CHP’nin başlattığı boykot hareketi de beklenmeyen bir durumdu. Kimi şirket ve televizyon kanallarının bir ölçüde kendi pratiklerini düşünmesini sağladı. 2 Nisan’da öğrencilerin öncülük ettiği CHP’nin destek verdiği boykot eylemine katılan kesimler arasında sanatçılar da vardı. Boykot çağrısı yapan sanatçılara da yanıt olarak adliye koridorları gösterildi, bazıları işlerinden atıldı. İktidar kanadında 2 Nisan boykotunun başarılı olmadığı iddia edilse de 2 Nisan günü bakanların marketlere koşup fotoğraf vermeleri bile boykot hareketinin yarattığı tedirginliği gösteriyor.

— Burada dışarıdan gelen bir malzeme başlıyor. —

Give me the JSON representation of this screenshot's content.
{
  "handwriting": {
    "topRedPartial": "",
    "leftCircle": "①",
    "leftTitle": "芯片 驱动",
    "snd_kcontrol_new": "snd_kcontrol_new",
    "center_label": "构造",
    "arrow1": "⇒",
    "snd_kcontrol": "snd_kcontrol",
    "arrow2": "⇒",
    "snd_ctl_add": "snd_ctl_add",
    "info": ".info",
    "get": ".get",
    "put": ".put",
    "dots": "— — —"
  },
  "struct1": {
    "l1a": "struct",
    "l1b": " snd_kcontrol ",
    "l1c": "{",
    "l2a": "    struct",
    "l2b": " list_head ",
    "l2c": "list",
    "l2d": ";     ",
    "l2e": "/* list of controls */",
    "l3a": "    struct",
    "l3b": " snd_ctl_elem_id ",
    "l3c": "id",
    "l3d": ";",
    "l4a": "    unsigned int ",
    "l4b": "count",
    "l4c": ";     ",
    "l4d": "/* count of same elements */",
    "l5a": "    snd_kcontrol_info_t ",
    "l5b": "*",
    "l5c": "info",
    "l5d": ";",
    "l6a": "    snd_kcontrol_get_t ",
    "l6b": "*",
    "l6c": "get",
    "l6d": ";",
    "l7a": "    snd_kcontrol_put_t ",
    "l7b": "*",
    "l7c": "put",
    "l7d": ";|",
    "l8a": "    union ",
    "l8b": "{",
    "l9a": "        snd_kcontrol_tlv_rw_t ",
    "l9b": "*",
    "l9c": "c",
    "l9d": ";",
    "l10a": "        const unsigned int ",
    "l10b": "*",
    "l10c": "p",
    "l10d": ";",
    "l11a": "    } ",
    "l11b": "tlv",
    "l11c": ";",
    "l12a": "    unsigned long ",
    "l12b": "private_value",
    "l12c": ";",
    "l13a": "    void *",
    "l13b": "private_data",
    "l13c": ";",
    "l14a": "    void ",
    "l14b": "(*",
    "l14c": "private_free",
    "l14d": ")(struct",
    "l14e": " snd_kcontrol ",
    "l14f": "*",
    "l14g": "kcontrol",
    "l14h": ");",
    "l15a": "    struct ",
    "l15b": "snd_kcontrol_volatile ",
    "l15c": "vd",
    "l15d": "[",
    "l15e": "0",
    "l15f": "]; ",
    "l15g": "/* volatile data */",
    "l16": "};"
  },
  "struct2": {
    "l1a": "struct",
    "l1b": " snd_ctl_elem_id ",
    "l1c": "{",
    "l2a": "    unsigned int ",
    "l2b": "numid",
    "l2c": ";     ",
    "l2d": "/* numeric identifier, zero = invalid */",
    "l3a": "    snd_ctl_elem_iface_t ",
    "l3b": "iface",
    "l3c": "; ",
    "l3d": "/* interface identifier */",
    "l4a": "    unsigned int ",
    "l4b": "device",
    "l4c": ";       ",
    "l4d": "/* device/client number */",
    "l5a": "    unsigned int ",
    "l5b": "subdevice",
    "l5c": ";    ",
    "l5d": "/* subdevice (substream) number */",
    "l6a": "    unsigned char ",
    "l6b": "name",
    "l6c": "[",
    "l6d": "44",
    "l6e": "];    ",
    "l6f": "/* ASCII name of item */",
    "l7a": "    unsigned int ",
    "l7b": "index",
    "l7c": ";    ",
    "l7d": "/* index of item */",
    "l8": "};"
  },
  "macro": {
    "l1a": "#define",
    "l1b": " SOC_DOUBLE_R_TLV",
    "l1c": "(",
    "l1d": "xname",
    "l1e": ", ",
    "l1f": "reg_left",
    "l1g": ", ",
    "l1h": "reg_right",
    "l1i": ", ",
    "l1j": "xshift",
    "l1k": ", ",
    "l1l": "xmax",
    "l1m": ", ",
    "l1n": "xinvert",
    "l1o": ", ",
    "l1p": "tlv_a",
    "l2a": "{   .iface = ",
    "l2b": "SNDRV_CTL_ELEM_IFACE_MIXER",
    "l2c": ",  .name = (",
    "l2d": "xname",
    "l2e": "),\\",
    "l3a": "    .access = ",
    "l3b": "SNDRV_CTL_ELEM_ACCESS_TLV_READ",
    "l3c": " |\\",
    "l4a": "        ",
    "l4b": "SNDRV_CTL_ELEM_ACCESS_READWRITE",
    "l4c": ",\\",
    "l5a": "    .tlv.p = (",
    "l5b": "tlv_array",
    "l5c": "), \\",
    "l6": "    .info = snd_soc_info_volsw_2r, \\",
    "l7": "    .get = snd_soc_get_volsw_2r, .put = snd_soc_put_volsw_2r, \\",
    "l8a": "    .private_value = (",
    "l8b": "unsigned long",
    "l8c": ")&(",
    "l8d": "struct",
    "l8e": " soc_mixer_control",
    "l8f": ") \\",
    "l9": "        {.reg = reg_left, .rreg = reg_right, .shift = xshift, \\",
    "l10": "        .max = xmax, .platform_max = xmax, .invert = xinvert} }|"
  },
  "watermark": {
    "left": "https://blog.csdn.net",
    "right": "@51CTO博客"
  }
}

Bu dönemde yargı açısından hukuki, iktidar açısından da ahlaki ve politik skandallar silsilesi yaşanmaktadır. İmamoğlu’yla birlikte diploması iptal edilen 28 kişinin eğitim hakkı keyfi olarak gasp edilmiş durumda. Konunun uzmanı hukukçular, idari hukuk açısından kazanılmış bir hak olan diploma iptalinin mümkün olmadığı konusunda hemfikirler. İmamoğlu’nun İBB başkanı ve cumhurbaşkanı adayı olması nedeniyle hem kendisinin hem de seçmenlerin seçme seçilme hakkı, en temel vatandaşlık hakkı ihlal edilmiştir. Protestolara katılanlara ve bu konuda görüş açıklayanlara yönelik tutuklama, ev hapsi, denetimli serbestlik kararları kanun devleti olmayı dahi tartışmaya açmıştır. Şişli Belediyesi’ne atanan kayyumun vatandaşların ucuz ve kaliteli yemek yediği Kent Lokantalarını kapatması ahlaki ve politik bir skandaldır. İBB’nin askıda fatura, kreş hizmetleri gibi vatandaşların hayatını kolaylaştırdığı sosyal belediyecilik uygulamalarının kriminalize edilmesi, Mahir Polat’ın sağlık durumunun önemsizleştirilmesi bu skandallarda ısrar edildiğini gösteriyor.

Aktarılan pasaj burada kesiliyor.